THE Director of Public Prosecutions will learn next week if his appeal over the leniency of the sentence handed down to child killer Wayne O’Donoghue was successful.

DPP awaits appeal decision against O’Donoghue sentence

The Court of Criminal Appeal will deliver its judgment on Wednesday next.

O’Donoghue had been charged with murdering his neighbour Robert Holohanat Ballyedmond, Middleton, Cork, on January 4, 2005. He was acquitted by jury in December 2005 but had pleaded guilty to his manslaughter. Mr Justice Paul Carney sentenced the CIT engineering student to four years in jail in January.

The DPP appealed the leniency of the term.

Lawyers for the DPP claimed a number of factors should have been taken into account when sentencing him. Age, strength and size difference between the two were major aspects, they said, and the killing was a violent, dangerous act and not horseplay, as recorded by the trial judge.

O’Donoghue, 21, said he accidentally killed the boy in a row over throwing stones at his car.

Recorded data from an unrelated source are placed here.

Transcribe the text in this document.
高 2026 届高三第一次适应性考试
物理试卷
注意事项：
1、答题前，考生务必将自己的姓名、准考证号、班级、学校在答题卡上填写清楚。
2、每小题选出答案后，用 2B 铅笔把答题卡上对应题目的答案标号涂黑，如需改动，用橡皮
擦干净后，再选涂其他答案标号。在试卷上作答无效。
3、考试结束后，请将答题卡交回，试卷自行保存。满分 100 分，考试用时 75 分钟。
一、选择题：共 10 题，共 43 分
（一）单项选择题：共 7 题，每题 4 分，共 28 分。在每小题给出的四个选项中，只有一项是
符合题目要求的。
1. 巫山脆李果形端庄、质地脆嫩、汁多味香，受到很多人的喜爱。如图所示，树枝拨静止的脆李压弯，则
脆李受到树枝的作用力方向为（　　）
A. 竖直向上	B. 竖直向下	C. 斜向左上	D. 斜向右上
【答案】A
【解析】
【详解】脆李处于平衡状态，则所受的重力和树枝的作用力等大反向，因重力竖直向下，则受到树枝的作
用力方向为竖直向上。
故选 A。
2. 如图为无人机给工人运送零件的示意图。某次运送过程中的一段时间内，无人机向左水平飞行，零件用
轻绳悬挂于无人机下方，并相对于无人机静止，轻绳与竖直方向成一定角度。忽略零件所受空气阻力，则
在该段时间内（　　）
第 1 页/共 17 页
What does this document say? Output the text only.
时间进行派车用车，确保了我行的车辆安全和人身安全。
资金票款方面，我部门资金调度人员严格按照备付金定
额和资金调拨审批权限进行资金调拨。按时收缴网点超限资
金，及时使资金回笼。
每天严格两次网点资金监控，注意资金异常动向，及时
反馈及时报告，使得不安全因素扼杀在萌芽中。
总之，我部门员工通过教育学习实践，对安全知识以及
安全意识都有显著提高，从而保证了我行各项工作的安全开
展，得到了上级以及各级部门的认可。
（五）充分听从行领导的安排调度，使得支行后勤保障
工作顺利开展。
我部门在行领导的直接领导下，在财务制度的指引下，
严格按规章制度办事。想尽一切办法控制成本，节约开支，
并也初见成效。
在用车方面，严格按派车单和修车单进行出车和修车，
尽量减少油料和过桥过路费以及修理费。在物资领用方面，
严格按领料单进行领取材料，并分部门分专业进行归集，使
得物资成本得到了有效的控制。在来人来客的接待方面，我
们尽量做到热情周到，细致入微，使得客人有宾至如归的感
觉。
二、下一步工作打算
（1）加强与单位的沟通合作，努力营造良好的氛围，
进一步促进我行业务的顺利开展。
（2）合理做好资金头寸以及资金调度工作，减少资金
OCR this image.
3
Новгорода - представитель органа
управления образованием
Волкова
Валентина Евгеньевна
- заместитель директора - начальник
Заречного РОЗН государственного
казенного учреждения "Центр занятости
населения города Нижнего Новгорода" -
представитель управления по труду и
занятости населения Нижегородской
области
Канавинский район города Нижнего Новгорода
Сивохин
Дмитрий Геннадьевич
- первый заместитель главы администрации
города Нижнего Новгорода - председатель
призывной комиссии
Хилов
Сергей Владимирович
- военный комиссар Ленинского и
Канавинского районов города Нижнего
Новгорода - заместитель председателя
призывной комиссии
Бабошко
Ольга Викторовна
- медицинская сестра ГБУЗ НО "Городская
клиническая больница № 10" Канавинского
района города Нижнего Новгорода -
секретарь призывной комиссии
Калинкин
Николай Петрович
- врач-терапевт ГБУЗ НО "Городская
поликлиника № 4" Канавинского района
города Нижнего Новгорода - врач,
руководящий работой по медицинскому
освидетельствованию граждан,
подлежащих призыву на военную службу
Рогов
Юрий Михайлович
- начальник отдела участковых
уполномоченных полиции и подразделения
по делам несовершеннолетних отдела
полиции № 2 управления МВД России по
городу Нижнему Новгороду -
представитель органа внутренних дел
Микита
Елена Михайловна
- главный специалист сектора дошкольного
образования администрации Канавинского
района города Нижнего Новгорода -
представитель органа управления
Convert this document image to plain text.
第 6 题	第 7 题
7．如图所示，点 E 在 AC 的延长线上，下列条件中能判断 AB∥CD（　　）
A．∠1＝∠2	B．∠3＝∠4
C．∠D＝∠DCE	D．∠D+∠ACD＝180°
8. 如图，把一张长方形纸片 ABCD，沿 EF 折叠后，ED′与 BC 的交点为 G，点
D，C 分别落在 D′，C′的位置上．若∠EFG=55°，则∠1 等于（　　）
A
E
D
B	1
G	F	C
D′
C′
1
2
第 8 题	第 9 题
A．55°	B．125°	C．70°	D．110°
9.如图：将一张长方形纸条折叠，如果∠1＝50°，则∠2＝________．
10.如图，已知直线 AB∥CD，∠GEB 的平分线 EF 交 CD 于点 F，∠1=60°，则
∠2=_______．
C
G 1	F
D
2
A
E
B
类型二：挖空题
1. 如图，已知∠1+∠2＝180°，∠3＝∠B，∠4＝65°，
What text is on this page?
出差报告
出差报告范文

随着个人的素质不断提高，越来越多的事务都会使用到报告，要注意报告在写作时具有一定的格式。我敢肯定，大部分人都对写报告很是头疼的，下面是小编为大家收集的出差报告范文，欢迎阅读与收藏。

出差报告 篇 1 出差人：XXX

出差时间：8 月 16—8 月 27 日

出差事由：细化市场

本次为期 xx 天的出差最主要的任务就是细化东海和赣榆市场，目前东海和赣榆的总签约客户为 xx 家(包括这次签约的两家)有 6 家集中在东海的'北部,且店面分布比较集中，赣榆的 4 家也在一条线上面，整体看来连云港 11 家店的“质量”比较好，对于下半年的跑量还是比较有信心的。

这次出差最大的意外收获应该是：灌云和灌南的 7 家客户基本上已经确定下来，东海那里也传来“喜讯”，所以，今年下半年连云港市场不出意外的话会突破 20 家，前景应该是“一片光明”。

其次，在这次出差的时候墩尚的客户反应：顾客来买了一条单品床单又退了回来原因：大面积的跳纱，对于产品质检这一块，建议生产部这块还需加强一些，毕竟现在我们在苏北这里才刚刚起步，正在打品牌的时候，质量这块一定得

The trial heard Robert died from asphyxia due to manual strangulation, which had been caused by minor injuries. The boy’s body was then dumped at Inch Strand.

The DPP also argued that the judge did not take into account the concealment of the killing and of Robert’s body, which prolonged the impact for his family.

During the appeal hearing O’Donoghue’s lawyer Blaise O’Carroll accused the DPP of nitpicking and scraping the barrel. He said the minor elements of the evidence were now being blown out of proportion.